The BPD, HC, AC and FL measurements from 9699 ultrasound scans during the second trimester and 8100 scans during the third trimester were retained. All the biometric data obtained were then transformed into Z-scores, calculated using five series of reference equations, taken from Snijders and Nicolaides13, Chitty et al.14–17, Kurmanavicius et al.18, 19, Salomon et al.20 and curves routinely used in our ultrasound unit (CMCO) generated from a sample of the local population. The equations used are shown in Table S1. In all cases, Z-scores according to gestational age were calculated using the following formula: Z-score = (biometric measurement − expected biometric mean)/SD. Z-scores should follow a non-skewed standard normal distribution (Gaussian distribution with a mean of 0 and SD 1) if the measurements taken are consistent with reference equations used to calculate them. By definition, in a standard normal distribution, the −1 SD to +1 SD interval includes 68% of the population and the −2 SD to +2 SD interval includes 95% of the population, with the 5^{th} percentile corresponding to −1.645 SD and the 95^{th} percentile corresponding to +1.645 SD.

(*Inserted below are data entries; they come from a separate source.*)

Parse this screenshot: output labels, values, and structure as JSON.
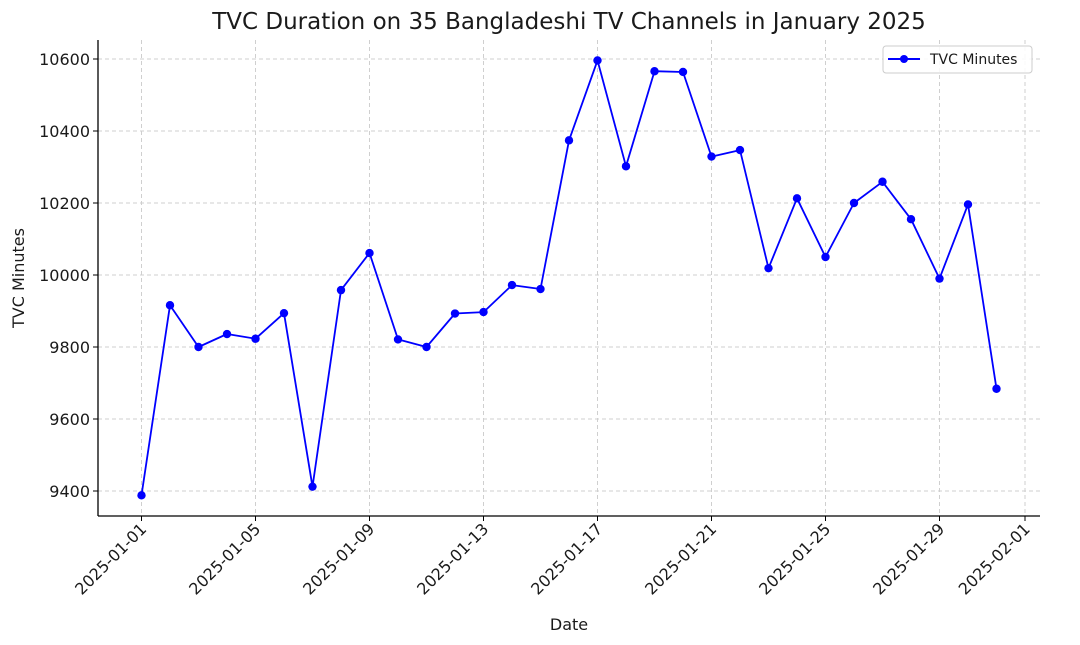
{
  "chart_data": {
    "type": "line",
    "title": "TVC Duration on 35 Bangladeshi TV Channels in January 2025",
    "xlabel": "Date",
    "ylabel": "TVC Minutes",
    "ylim": [
      9330,
      10650
    ],
    "yticks": [
      9400,
      9600,
      9800,
      10000,
      10200,
      10400,
      10600
    ],
    "xticks": [
      "2025-01-01",
      "2025-01-05",
      "2025-01-09",
      "2025-01-13",
      "2025-01-17",
      "2025-01-21",
      "2025-01-25",
      "2025-01-29",
      "2025-02-01"
    ],
    "grid": true,
    "legend_position": "upper right",
    "x": [
      "2025-01-01",
      "2025-01-02",
      "2025-01-03",
      "2025-01-04",
      "2025-01-05",
      "2025-01-06",
      "2025-01-07",
      "2025-01-08",
      "2025-01-09",
      "2025-01-10",
      "2025-01-11",
      "2025-01-12",
      "2025-01-13",
      "2025-01-14",
      "2025-01-15",
      "2025-01-16",
      "2025-01-17",
      "2025-01-18",
      "2025-01-19",
      "2025-01-20",
      "2025-01-21",
      "2025-01-22",
      "2025-01-23",
      "2025-01-24",
      "2025-01-25",
      "2025-01-26",
      "2025-01-27",
      "2025-01-28",
      "2025-01-29",
      "2025-01-30",
      "2025-01-31"
    ],
    "series": [
      {
        "name": "TVC Minutes",
        "color": "#0000ff",
        "marker": "circle",
        "values": [
          9388,
          9916,
          9800,
          9836,
          9823,
          9894,
          9412,
          9958,
          10061,
          9821,
          9800,
          9893,
          9897,
          9972,
          9961,
          10374,
          10596,
          10302,
          10566,
          10564,
          10329,
          10347,
          10019,
          10213,
          10050,
          10200,
          10259,
          10155,
          9990,
          10196,
          9684
        ]
      }
    ]
  }
}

Each Z-score distribution was compared to the standard normal distribution using the Kolmogorov–Smirnov test21, 22.

The mean Z-score should be close to 0, and Student's t-test was used to compare the mean obtained with the theoretically expected value of 0. Finally, the SD of each Z-score distribution was compared with the expected value of 1, using a test based on the Chi-square distribution.

The 5^{th} and 95^{th} percentiles of the Z-score distributions for a biometric parameter measured in our population should match the 5^{th} and 95^{th} percentiles of the reference equation used to calculate them, i.e. −1.645 and +1.645, and so the observed 5^{th} and 95^{th} percentiles of the Z-scores were calculated for each biometric parameter using each of the reference equations. The fetuses that would have been considered abnormal (Z-score < −1.645 and > 1.645) using each reference equation were identified for each parameter, and the sensitivity and specificity of each equation for identifying fetuses truly < 5^{th} or > 95^{th} percentile (based on the observed distribution of Z-scores) were calculated (contingency tables provided online; Tables S2 and S3).

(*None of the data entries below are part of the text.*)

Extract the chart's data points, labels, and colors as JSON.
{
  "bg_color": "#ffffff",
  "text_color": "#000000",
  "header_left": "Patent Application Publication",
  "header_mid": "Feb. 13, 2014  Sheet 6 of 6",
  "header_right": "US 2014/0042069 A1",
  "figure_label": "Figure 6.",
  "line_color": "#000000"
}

The results were finally expressed in the form of a graphical representation, allowing the effect of the choice of reference curve on the quality of screening for growth abnormalities to be visualized. To this end, the histogram of Z-score distributions was superimposed on the non-skewed standard normal curve for each biometric measurement and each reference equation. The difference between the expected distribution and the observed distribution could then be observed.

RESULTS

Most of the Z-score distribution curves of the measurements obtained appeared to be normal, but few matched the expected standard normal distribution. For measurements obtained from second-trimester scans, the Z-values calculated with the Kolmogorov–Smirnov test ranged between 1.350 and 3.129. Only the Z-score distribution calculated with the Chitty equation for BPD did not significantly differ from the standard normal distribution (Z = 1.350, P = 0.052).

For third-trimester measurements, the Z-values calculated with the Kolmogorov–Smirnov test were between 1.003 and 2.943. Only the Z-score distributions for the HC measurements did not significantly differ from the standard normal curve, regardless of the reference equation used (Snijders: Z = 1.003, P = 0.267; Chitty: Z = 1.046, P = 0.224; Kurmanavicius: Z = 1.057, P = 0.213; Salomon: Z = 1.046, P = 0.224; CMCO: Z = 1.055, P = 0.216).

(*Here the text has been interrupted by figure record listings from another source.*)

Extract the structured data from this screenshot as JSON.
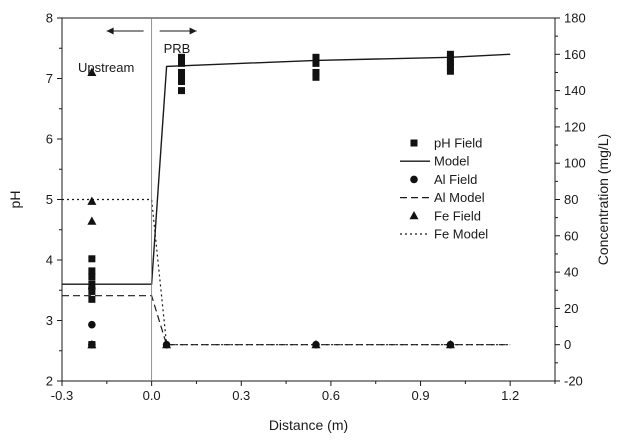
{
  "chart_data": {
    "type": "scatter",
    "xlabel": "Distance (m)",
    "ylabel": "pH",
    "y2label": "Concentration (mg/L)",
    "xlim": [
      -0.3,
      1.35
    ],
    "ylim": [
      2,
      8
    ],
    "y2lim": [
      -20,
      180
    ],
    "xticks": [
      "-0.3",
      "0.0",
      "0.3",
      "0.6",
      "0.9",
      "1.2"
    ],
    "yticks": [
      "2",
      "3",
      "4",
      "5",
      "6",
      "7",
      "8"
    ],
    "y2ticks": [
      "-20",
      "0",
      "20",
      "40",
      "60",
      "80",
      "100",
      "120",
      "140",
      "160",
      "180"
    ],
    "annotations": {
      "upstream": "Upstream",
      "prb": "PRB",
      "upstream_arrow": "left",
      "prb_arrow": "right",
      "boundary_x": 0.0
    },
    "legend_position": "center-right",
    "series": [
      {
        "name": "pH Field",
        "axis": "left",
        "marker": "square",
        "x": [
          -0.2,
          -0.2,
          -0.2,
          -0.2,
          -0.2,
          -0.2,
          -0.2,
          -0.2,
          0.1,
          0.1,
          0.1,
          0.1,
          0.1,
          0.1,
          0.55,
          0.55,
          0.55,
          0.55,
          1.0,
          1.0,
          1.0,
          1.0,
          1.0
        ],
        "y": [
          4.02,
          3.82,
          3.72,
          3.6,
          3.48,
          3.35,
          2.6,
          2.6,
          7.35,
          7.25,
          7.1,
          7.0,
          6.95,
          6.8,
          7.35,
          7.25,
          7.1,
          7.02,
          7.4,
          7.33,
          7.26,
          7.2,
          7.12
        ]
      },
      {
        "name": "Model",
        "axis": "left",
        "style": "solid",
        "x": [
          -0.3,
          0.0,
          0.05,
          0.55,
          1.0,
          1.2
        ],
        "y": [
          3.6,
          3.6,
          7.2,
          7.3,
          7.35,
          7.4
        ]
      },
      {
        "name": "Al Field",
        "axis": "right",
        "marker": "circle",
        "x": [
          -0.2,
          -0.2,
          -0.2,
          0.05,
          0.55,
          1.0
        ],
        "y": [
          31,
          11,
          0,
          0,
          0,
          0
        ]
      },
      {
        "name": "Al Model",
        "axis": "right",
        "style": "dashed",
        "x": [
          -0.3,
          0.0,
          0.05,
          1.2
        ],
        "y": [
          27,
          27,
          0,
          0
        ]
      },
      {
        "name": "Fe Field",
        "axis": "right",
        "marker": "triangle",
        "x": [
          -0.2,
          -0.2,
          -0.2,
          -0.2,
          0.05,
          0.55,
          1.0
        ],
        "y": [
          150,
          79,
          68,
          0,
          0,
          0,
          0
        ]
      },
      {
        "name": "Fe Model",
        "axis": "right",
        "style": "dotted",
        "x": [
          -0.3,
          0.0,
          0.05,
          1.2
        ],
        "y": [
          80,
          80,
          0,
          0
        ]
      }
    ]
  }
}
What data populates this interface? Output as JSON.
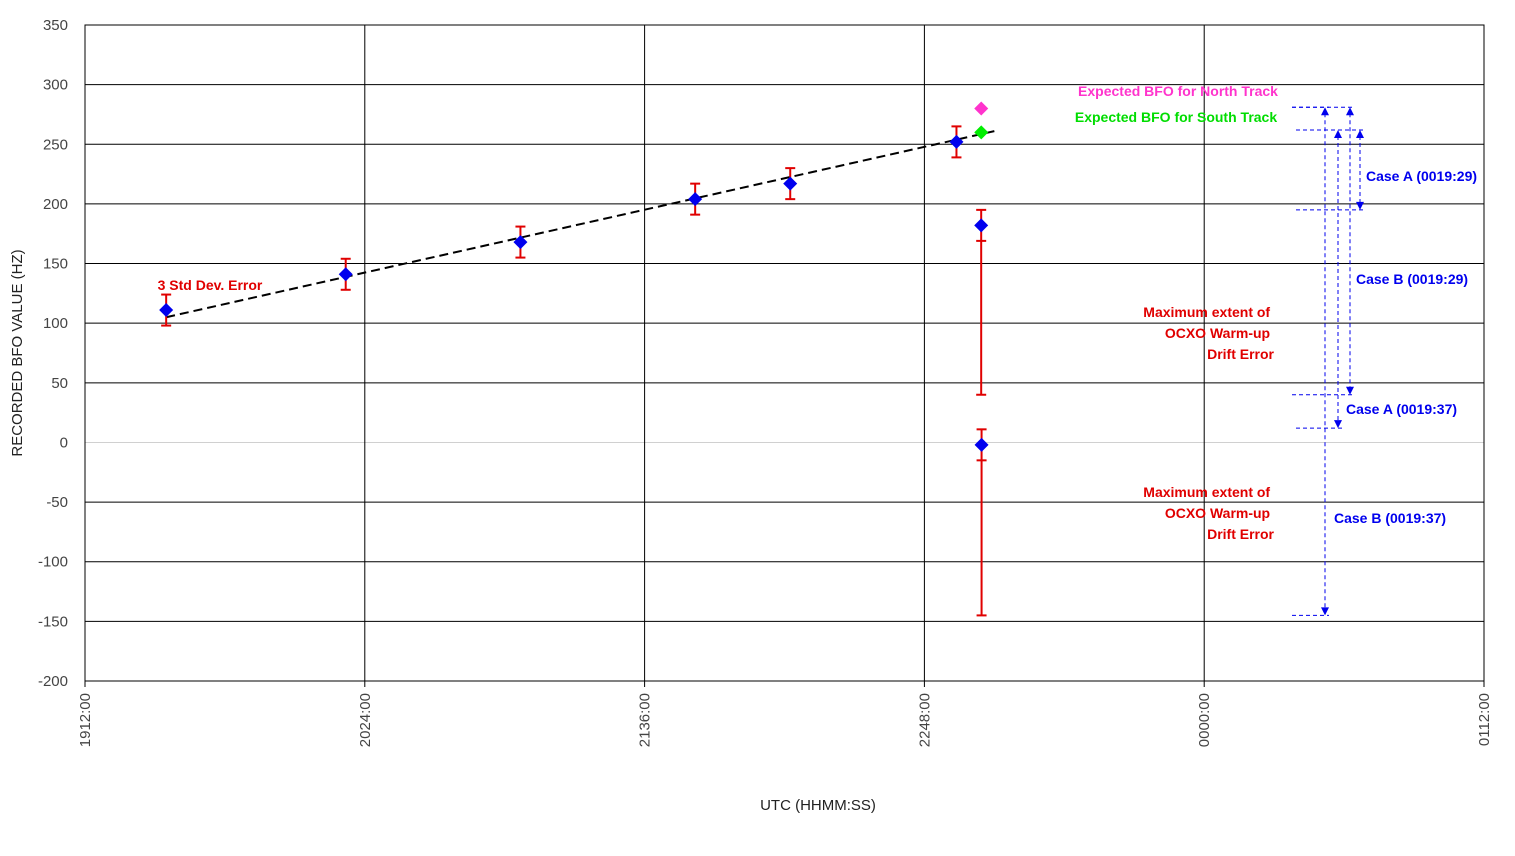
{
  "chart_data": {
    "type": "scatter",
    "title": "",
    "xlabel": "UTC (HHMM:SS)",
    "ylabel": "RECORDED BFO VALUE (HZ)",
    "ylim": [
      -200,
      350
    ],
    "y_ticks": [
      "350",
      "300",
      "250",
      "200",
      "150",
      "100",
      "50",
      "0",
      "-50",
      "-100",
      "-150",
      "-200"
    ],
    "x_ticks": [
      "1912:00",
      "2024:00",
      "2136:00",
      "2248:00",
      "0000:00",
      "0112:00"
    ],
    "xlim_minutes": [
      0,
      480
    ],
    "grid": true,
    "marker_color": "#0000ee",
    "errorbar_color": "#e00000",
    "trend_color": "#000000",
    "points": [
      {
        "x": "1939:51",
        "y": 111,
        "err": 13
      },
      {
        "x": "2041:27",
        "y": 141,
        "err": 13
      },
      {
        "x": "2141:24",
        "y": 168,
        "err": 13
      },
      {
        "x": "2241:21",
        "y": 204,
        "err": 13
      },
      {
        "x": "2313:58",
        "y": 217,
        "err": 13
      },
      {
        "x": "0011:00",
        "y": 252,
        "err": 13
      },
      {
        "x": "0019:29",
        "y": 182,
        "err": 13,
        "drift_low": 40
      },
      {
        "x": "0019:37",
        "y": -2,
        "err": 13,
        "drift_low": -145
      }
    ],
    "trend_line": {
      "x": [
        "1939:51",
        "0024:00"
      ],
      "y": [
        105,
        261
      ]
    },
    "expected": [
      {
        "label": "Expected BFO for North Track",
        "x": "0019:30",
        "y": 280,
        "color": "#ff33cc"
      },
      {
        "label": "Expected BFO for South Track",
        "x": "0019:30",
        "y": 260,
        "color": "#00ee00"
      }
    ],
    "annotations": [
      {
        "text": "3 Std Dev. Error",
        "color": "#e00000"
      },
      {
        "lines": [
          "Maximum extent of",
          "OCXO Warm-up",
          "Drift Error"
        ],
        "color": "#e00000"
      },
      {
        "lines": [
          "Maximum extent of",
          "OCXO Warm-up",
          "Drift Error"
        ],
        "color": "#e00000"
      },
      {
        "text": "Case A (0019:29)",
        "color": "#0000ee"
      },
      {
        "text": "Case B (0019:29)",
        "color": "#0000ee"
      },
      {
        "text": "Case A (0019:37)",
        "color": "#0000ee"
      },
      {
        "text": "Case B (0019:37)",
        "color": "#0000ee"
      }
    ],
    "case_arrows": [
      {
        "label": "Case A (0019:29)",
        "top": 262,
        "bottom": 195
      },
      {
        "label": "Case B (0019:29)",
        "top": 281,
        "bottom": 40
      },
      {
        "label": "Case A (0019:37)",
        "top": 262,
        "bottom": 12
      },
      {
        "label": "Case B (0019:37)",
        "top": 281,
        "bottom": -145
      }
    ]
  }
}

For measurements obtained during the second trimester, Z-score mean values were between −0.506 and 0.738 and all means were significantly different from zero. During the third trimester, Z-score means were between −1.141 and 0.656. All means were significantly different from zero, with the exception of the mean of Z-scores obtained for FL measurements using the Kurmanavicius equation (mean, 0.003; t = −0.275, P = 0.783). The SDs for the second- and third-trimester measurements were between 0.663 and 1.155, and between 0.877 and 1.256, respectively. All were significantly different from 1. The results are shown in full in Tables S4 and S5.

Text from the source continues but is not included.